Flight out of Time
- Title page for Flight out of Time: A Dada Diary (1974 edition)
- Author: Hugo Ball
- Original title: Die Flucht aus der Zeit
- Language: German
- Publisher: Duncker & Humblot [de]
- Publication date: 1927
- Publication place: Germany
- Published in English: 1 October 1974
- Pages: 332

= Flight out of Time =

1927 book by Hugo Ball

Flight out of Time: A Dada Diary (Die Flucht aus der Zeit) is a 1927 book by the German writer Hugo Ball. It is an edited version of Ball's diaries from the years 1913 to 1921, which includes his time in the Dada movement at Cabaret Voltaire in Zurich, as well as his quick rejection of Dada and modern literature in general. The book consists of personal notes and excerpts from mystical and anarchist literature.

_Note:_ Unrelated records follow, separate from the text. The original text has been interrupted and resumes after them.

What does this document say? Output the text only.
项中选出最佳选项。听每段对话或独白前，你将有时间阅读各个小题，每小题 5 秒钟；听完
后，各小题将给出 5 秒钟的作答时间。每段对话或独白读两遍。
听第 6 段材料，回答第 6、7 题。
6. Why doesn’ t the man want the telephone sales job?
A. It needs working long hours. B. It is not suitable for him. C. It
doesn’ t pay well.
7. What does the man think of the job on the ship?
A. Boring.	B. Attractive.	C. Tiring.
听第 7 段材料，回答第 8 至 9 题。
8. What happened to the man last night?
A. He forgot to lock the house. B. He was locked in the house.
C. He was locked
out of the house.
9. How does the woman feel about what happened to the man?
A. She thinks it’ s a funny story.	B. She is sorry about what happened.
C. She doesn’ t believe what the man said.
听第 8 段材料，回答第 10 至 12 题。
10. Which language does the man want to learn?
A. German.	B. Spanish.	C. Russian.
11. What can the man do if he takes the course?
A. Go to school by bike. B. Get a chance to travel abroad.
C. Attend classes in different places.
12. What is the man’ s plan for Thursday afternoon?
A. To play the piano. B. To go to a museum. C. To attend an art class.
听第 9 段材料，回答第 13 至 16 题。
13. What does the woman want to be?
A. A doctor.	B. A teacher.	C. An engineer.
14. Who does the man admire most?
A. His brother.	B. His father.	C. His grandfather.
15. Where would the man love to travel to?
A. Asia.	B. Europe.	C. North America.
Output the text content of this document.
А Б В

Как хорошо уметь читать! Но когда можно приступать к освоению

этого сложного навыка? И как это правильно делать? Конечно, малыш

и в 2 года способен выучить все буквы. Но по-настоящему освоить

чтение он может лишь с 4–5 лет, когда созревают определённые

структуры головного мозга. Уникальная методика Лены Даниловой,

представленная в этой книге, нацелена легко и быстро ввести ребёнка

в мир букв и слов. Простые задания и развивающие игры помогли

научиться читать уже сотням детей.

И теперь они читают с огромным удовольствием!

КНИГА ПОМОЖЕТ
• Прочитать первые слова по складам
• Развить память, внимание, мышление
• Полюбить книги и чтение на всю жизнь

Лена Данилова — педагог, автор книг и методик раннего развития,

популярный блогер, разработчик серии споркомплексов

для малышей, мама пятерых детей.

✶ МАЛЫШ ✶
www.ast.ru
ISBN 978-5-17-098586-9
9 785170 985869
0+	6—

The original diaries are lost so it is unknown to what extent Ball changed their content, but the changes were made to emphasise a trajectory away from Dadaism and anarchism and toward Ball's later interest in Catholic theology. Ball's wife Emmy Hennings described the book in a letter as a "very edited diary" and "by no means directly copied" from the original texts. The title Flight out of Time is a reference to monastic life. The book was published a few months before Ball's death at the age of 41.